Вор сконфуженно засмеялся и сказал:
— Да ладно. Оставим.
— И вещей не возьмете?
— Да уж ладно. Пусть себе лежат. Это верно, что с ними наплачешься.
— Ну вот и спасибо. На письменном столе стоит коробка для конвертов, голубая. Сверху там конверты и бумага, а внизу деньги. Четыре двадцатипятирублевки и три по пяти. Согласитесь, что вам бы и в голову не пришло заглянуть в эту коробку. Ну вот. Не забудьте погасить электричество, когда уйдете. Вы через черный ход прошли?
— Так точно.
— Ну вот. Так вы, уходя, заприте все-таки дверь на ключ, чтобы кто-нибудь не забрался. Ежели дворник наткнется на лестнице — скажите: «Корректуру приносили». Ко мне часто носят. Ну теперь, кажется, все. Прощайте, всего вам хорошего.

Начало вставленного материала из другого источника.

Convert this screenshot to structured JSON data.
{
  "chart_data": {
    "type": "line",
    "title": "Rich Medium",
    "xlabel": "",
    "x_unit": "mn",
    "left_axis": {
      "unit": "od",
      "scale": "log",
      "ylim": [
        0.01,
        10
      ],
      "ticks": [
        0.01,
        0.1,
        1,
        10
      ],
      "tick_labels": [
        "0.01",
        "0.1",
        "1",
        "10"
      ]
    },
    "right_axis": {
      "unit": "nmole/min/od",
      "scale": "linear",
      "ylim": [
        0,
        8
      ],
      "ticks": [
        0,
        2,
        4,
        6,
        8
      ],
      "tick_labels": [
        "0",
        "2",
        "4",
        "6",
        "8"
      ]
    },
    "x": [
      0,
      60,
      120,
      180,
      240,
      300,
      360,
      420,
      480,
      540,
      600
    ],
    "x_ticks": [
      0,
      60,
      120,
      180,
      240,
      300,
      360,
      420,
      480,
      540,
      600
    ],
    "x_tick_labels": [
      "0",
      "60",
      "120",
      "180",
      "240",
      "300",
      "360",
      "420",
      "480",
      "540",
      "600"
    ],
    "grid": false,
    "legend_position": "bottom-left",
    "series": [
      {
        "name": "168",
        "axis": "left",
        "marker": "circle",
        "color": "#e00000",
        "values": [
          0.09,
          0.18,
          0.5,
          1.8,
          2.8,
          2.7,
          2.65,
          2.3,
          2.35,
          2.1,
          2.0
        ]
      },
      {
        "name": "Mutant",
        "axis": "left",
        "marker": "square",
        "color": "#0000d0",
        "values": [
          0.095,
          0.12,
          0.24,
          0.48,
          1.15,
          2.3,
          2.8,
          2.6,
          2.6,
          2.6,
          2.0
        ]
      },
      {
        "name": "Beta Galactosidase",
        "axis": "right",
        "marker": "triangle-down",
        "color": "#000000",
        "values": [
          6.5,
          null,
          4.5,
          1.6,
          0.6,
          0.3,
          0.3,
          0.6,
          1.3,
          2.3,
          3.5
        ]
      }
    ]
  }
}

— А ключ куда положить от дверей?
— В левый угол, под вторую ступеньку. Будильник не испортили?
— Нет, в исправности.
— Ну и слава богу. Спокойной ночи вам.
* * *
Когда я вернулся домой, в столовой на столе лежал узел с вещами, возле него — три пятирублевые бумажки и записка:
«Будильник поставили в спальню. На пальто воротник моль съела. Взбутеньте прислугу. Смотрите же — обещали не заявлять! Гриша и Сергей».
* * *
Все друзья мои в один голос говорят, что я умею прекрасно устраиваться в своей обычной жизни. Не знаю. Может быть. Может быть.
Я — как адвокат
I
— Поздравьте меня! — сказал мне один знакомый — жизнерадостный, улыбающийся юноша. — Я уже помощник присяжного поверенного… Адвокат!
— Да что вы говорите!
— Вот вам и да что! Настоящий адвокат!
Лицо его приняло серьезное, значительное выражение.
— Не шутите?
— Милый мой… Люди, стоящие на страже законов, не шутят. Защитники угнетенных, хранители священных заветов Александра Второго, судебные деятели не имеют права шутить. Нет ли дельца какого-нибудь?
— Как не быть дельцу! У литератора, у редактора журнала дела всегда есть. Вот, например, через неделю назначено мое дело. Привлекают к ответственности за то, что я перепечатал заметку о полицеймейстере, избившем еврея.
— Он что же?.. Не бил его, что ли?
— Он-то бил. А только говорят, что этого нельзя было разглашать в печати. Он бил его, так сказать, доверительно, не для печати.
— Хорошо, — сказал молодой адвокат. — Я беру это дело. Дело это трудное, запутанное дело, но я его беру.
— Берите. Какое вы хотите вознаграждение за ведение дела?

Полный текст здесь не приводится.